Los luctuosos acontecimientos que han segado cuantiosas vidas, me han conmovido ahora muy especialmente porque, en el pasado, conocí la zona, su historia, sus gentes y demás lugares que rodean los montes Sabinos, de enormes arboledas que dan nombre a la región, la Umbría, porqué, como y cuando lo narraré escuetamente a continuación.

Estudiaba en Roma, apenas cruzado el ecuador del pasado siglo, cuando comenzó la moda, luego tan extendida, de echarse la mochila al hombro y caminar alejados de carreteras transitadas, buscando la sorpresa de encontrar paisajes y lugares apenas conocidos y menos visitados por las incipientes oleadas turísticas.

Aprovechando las largas vacaciones pascuales de las universidades romanas cinco condiscípulos, dos franceses, otros dos españoles, uno de Islas Mauricio y el que suscribe, sin mas referencia que Las Florecillas de San Francisco, que narra episodios de la vida del religioso y sus primeros compañeros, de gran sencillez y lirismo, nos lanzamos a recorrer, paso a paso, el precioso Valle de Rieti, visitando uno tras otro algunos de los vetustos santuarios franciscano, situados a media altura, entre el propio valle regado por ríos y lagunas y las altas cumbres de los montes Sabinos.

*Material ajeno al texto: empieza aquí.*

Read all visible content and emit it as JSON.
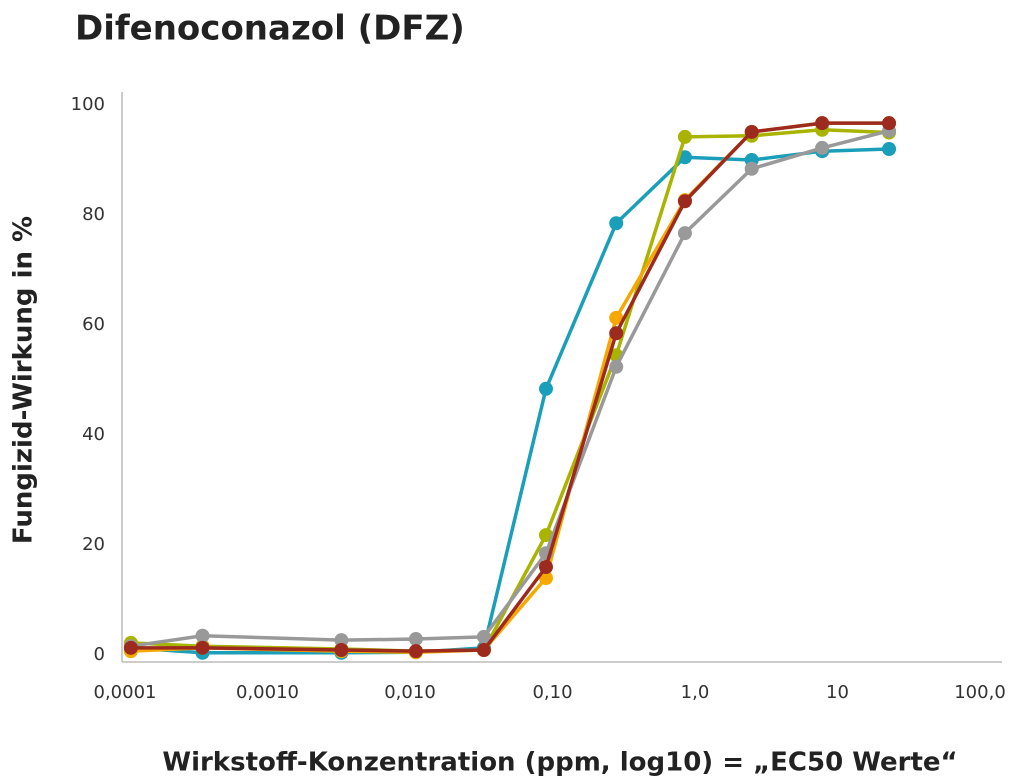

Empezamos por el lugar donde, siempre según nuestro librito guía, entre encinas milenarias, en el silencio solo acompañado de píos y gorjeos, Francisco de Asís redactó las reglas de la orden religiosa mendicante que pretendían cambiar el mundo y con él la forma de vivir el cristianismo, asemejando nuestras vidas a la del propio Jesús de Nazaret.

En ellas sobresalían la realidad de la pobreza que rechazaba cualquier posesión personal y colectiva, destacando el sayal pardo y las sandalias como único atuendo; la sencillez y buen trato con todos y todo, incluidos los animales, como entonaría el Cántico de las criaturas; la armonía pacífica entre todos, propio de la «buena gente» que se acostumbrarían a saludarse con «la paz sea entre nosotros» y, en fin, la vuelta hacia la naturaleza y el bien.

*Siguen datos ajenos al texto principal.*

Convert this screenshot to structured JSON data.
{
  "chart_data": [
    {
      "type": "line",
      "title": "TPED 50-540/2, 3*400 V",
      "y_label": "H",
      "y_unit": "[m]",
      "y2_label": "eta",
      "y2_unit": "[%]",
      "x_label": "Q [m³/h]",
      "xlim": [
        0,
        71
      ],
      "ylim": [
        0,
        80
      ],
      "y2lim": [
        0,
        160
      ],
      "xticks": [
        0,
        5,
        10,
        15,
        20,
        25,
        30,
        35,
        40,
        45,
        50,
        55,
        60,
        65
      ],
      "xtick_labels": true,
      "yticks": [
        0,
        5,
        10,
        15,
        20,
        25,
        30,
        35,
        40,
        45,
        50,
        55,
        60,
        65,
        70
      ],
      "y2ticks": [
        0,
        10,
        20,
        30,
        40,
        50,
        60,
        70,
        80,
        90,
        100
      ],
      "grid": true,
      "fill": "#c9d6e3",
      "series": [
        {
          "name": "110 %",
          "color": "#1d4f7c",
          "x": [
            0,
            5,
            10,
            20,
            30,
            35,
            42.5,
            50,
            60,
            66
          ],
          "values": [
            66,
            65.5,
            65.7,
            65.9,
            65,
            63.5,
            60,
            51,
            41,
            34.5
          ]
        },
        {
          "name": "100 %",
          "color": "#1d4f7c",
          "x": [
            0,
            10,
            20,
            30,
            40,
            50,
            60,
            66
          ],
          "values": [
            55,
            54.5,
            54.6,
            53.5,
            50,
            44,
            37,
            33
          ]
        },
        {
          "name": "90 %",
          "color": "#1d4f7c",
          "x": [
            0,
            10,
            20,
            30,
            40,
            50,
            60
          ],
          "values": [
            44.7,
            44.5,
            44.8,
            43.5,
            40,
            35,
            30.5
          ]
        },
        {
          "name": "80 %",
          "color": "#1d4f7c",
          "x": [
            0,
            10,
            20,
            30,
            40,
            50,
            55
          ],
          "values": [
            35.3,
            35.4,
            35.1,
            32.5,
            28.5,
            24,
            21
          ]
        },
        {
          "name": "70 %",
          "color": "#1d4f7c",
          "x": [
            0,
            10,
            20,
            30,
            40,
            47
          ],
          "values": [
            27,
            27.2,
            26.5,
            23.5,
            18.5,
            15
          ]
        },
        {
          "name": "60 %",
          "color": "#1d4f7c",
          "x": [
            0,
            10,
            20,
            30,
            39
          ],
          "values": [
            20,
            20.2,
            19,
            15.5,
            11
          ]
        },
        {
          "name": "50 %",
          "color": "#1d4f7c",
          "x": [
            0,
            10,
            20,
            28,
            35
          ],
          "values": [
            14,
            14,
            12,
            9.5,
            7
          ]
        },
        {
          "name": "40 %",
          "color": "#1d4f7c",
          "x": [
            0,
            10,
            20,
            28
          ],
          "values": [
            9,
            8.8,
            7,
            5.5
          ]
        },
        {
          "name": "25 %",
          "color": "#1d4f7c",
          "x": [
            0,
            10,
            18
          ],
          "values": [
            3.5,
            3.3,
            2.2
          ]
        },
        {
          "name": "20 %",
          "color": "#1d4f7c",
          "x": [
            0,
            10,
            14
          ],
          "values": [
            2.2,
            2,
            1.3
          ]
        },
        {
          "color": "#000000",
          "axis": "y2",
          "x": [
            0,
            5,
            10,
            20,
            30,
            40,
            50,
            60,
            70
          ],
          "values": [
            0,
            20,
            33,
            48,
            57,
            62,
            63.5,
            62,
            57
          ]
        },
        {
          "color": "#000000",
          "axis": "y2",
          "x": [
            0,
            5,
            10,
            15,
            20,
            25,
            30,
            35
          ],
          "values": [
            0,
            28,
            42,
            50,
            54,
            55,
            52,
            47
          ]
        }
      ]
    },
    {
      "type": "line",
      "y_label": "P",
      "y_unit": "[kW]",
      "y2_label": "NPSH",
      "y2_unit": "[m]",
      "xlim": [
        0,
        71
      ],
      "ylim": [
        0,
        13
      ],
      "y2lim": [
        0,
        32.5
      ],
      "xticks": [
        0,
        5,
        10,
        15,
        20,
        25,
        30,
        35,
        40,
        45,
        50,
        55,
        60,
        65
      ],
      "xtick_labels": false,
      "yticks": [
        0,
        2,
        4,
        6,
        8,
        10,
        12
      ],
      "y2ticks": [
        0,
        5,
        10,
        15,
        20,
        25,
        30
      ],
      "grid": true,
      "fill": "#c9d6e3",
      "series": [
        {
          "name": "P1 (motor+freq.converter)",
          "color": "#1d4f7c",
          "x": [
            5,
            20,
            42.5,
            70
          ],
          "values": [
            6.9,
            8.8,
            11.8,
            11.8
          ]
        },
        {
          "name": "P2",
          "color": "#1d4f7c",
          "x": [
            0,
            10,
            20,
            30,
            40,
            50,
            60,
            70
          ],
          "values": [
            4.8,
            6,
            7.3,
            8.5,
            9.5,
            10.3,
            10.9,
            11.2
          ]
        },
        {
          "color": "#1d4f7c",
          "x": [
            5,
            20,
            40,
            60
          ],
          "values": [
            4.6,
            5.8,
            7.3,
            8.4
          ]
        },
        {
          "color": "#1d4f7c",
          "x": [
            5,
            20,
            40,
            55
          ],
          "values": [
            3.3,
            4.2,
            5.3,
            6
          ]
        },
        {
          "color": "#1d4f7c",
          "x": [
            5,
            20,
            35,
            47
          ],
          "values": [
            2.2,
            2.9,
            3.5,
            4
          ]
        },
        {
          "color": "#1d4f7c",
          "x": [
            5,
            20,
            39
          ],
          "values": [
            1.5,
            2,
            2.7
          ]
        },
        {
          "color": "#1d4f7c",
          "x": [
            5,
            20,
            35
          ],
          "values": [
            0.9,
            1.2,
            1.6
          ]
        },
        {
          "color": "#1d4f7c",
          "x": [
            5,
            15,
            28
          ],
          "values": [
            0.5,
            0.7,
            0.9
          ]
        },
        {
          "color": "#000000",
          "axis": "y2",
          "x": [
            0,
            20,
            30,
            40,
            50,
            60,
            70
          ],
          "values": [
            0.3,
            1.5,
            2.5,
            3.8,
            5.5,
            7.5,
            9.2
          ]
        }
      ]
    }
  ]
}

Allí aprendí, además, a comer y a dormir al raso y bajo las estrellas.

Al día siguiente, tras buena caminata, con ánimo resuelto ascendimos una empinadísima escalera tallada en la piedra para llegar empapados por el agua de la lluvia que caía en cascada por ella obstaculizando aun más nuestra subida hasta un modesto santuario que hospedo a Francisco de Asís, cuando visito la cercana y vieja ciudad de Gubbio, de hermosos palacios e iglesias.

El ermitaño que la habitaba nos ayudó a secarnos al calor de una enorme chimenea de piedra, mientras que nos contaba que, aún entonces, muchas noches tenía que acompañar a la mujer que le hacía la comida hasta las cercanías del pueblo por temor de los lobos.

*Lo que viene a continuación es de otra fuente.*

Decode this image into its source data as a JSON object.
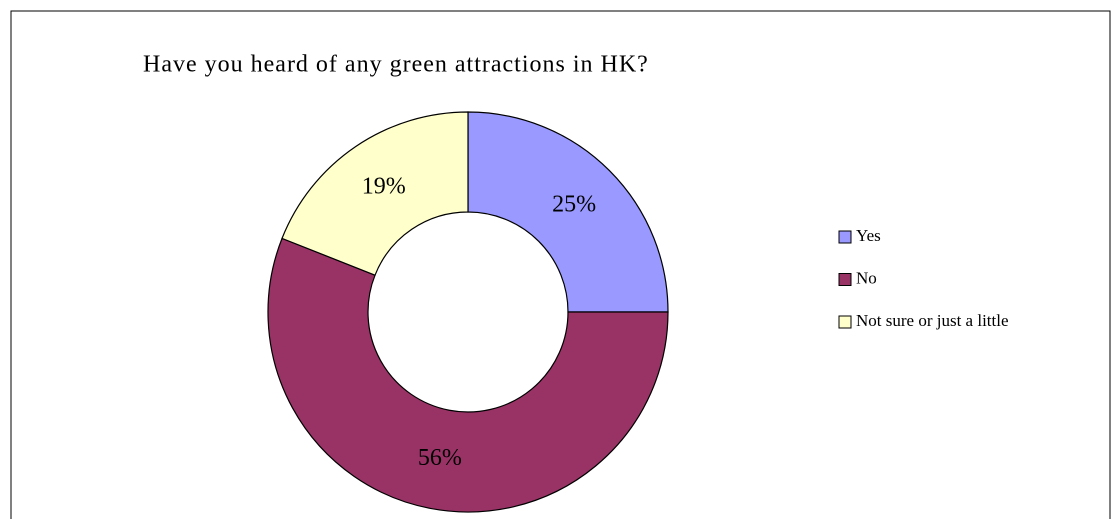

Allí fue donde uno de ellos que tenía amedrantado a todos los habitantes de la zona se sometió a la voz de Francisco, sellando con su pata delantera la obediencia debida: el lobo de Gubbio, como narran Las Florecillas.

Poco mas adelante nos acercamos a la meta principal de nuestra excursión y que más recuerdos guardaba y conserva del santo. La población de Greccio a buena altura media sobre el valle y sobre ella como clavado en las mismas rocas el enorme santuario franciscano, lleno de historia y leyenda.

En una de las cuevas, cubierta más tarde por el gran santuario, el menudo y quebradizo Francisco de Asís aquejado de tuberculosis y glaucoma, sintió que sus horribles dolores se acentuaban con la aparición de las llagas de Cristo en sus manos, pies y costado.

Fue allí también donde en la noche santa de la Navidad construyó una escenificación del nacimiento de Jesús con personas haciendo de María y José, con la mula y el buey, apareciendo milagrosamente en medio y sobre pajas un recién nacido. Surgió así la tradición de los belenes navideños que ha llegado hasta nosotros, aunque ahora sufra los envites del árbol o Papá Noel.

Esa noche apenas pudimos dormir en el caliente pajar lleno de heno que nos ofrecieron para poder terminar descansados llegando a «I Carceri», el primer poblado franciscano a las afueras de Asís. Desde el recuerdo emocionado «Pace e bene» (paz y bien) para todos y muy especialmente para los que la naturaleza a herido tan duramente.